With 50 kts now conquered, the next big milestone will be 53.995680346 kts, otherwise known as 100 kilometers per hour, and that record may go when the Macquarie Team heads back to its speed attempt location on Wilson’s Promontory, the southern most tip of mainland Australia, some time in the next few months. The location is the same one used by essentially the same team back in 1993 when their yacht "Yellow Pages Endeavour" set the then outright sailing speed record of 46.52 knots (86.52 km/h) in 19 - 20 knots of wind. That was the last time that a sailing yacht set the outright record and it stood for 11years until broken by Finian Maynard on a sailboard in 2004.
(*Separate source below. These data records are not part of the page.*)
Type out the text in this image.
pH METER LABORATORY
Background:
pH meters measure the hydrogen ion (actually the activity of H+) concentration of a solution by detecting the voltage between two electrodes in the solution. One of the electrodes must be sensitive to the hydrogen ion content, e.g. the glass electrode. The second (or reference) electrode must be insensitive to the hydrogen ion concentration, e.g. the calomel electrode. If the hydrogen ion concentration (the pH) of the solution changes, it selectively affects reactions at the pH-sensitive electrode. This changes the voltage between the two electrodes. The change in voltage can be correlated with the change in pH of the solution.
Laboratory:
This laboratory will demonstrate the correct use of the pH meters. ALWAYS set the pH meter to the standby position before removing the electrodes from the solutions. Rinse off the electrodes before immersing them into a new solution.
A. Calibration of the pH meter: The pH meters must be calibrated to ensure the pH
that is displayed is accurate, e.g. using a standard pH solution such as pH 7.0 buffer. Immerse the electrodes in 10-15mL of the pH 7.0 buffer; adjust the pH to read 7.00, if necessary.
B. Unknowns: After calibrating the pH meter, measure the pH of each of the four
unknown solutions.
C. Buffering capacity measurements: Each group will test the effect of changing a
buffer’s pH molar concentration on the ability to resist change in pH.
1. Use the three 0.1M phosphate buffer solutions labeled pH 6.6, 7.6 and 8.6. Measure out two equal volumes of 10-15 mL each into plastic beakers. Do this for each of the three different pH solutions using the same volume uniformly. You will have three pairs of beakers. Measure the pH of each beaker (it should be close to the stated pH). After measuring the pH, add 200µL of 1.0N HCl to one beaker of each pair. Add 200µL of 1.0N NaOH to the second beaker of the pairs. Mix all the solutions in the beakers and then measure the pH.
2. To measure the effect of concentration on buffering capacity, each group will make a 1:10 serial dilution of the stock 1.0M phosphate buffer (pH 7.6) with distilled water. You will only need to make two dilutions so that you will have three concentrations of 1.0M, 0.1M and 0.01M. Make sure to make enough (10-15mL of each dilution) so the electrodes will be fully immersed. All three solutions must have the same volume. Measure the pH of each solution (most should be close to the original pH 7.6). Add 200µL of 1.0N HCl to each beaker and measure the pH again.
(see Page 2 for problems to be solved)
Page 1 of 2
Both the Yellow Pages Endeavour, the last yacht to hold the outright speed record and the latest Macquarie Innovation, were designed by Lindsay Cunningham. Cunningham lives near the Dromana factory of the Macquarie Innovation team in the beach suburbs of Melbourne –about two hours drive from the coastal lagoon it uses for its speed attempts when the wind is right.
Getting the right conditions, the team in place and having given the authorities the statutory month’s notice, is extremely difficult. An indication of just how rare optimum conditions are for such sailing speed records, since 2005, the Macquarie Team has been spending around six months of the year at its Wilson’s Promontory speed attempt location, and in that period has had just 15 minutes of sailing time.
On the final day of its allotted 56 day record attempt period, the team was presented with the first real opportunity to tackle the type of conditions in which their boat was designed to perform. The 17 knot wind was some five knots less than the team had hoped to be able to operate in, but was enough to power the extraordinary craft down the course in record breaking time.
“The ideal wind direction for us is nominally southwest – the course is on the lee side of a sand spit, we can deal with around 20 degrees of variation in the wind direction and the wind must be between 15 and 22 knots, with 20 knots the optimum”, said Macquarie's Tim Daddo of the record.
"Getting the right conditions is a lottery, and I suspect that underwater foils will ultimately be the limiting feature of the current boat. I suspect with the right conditions, we have a 54 kt two way run in the boat – very close to 100 kmh,” said Daddo.
The team which worked on the project, regularly assembling at Sandy Point, on Victoria’s Wilson’s Promontory, were: Anne Walker, Graeme Hogben, Sam McKeon, Bill Hegarty, Hans "Chuckles" Krejci, Simon McKeon, David Daddo, Jack Brewer, Steb Fisher, Delcie Hegarty, John Inglis, Stephen Bourn, Eric Baessler, Lindsay Cunningham, Tim Barrot, Florian Banzhaf, Mavis Bauer, Tim Daddo, Glenise Burnell, Rob Mason, Tim Whitford, Graham Teague and Trevor Jones.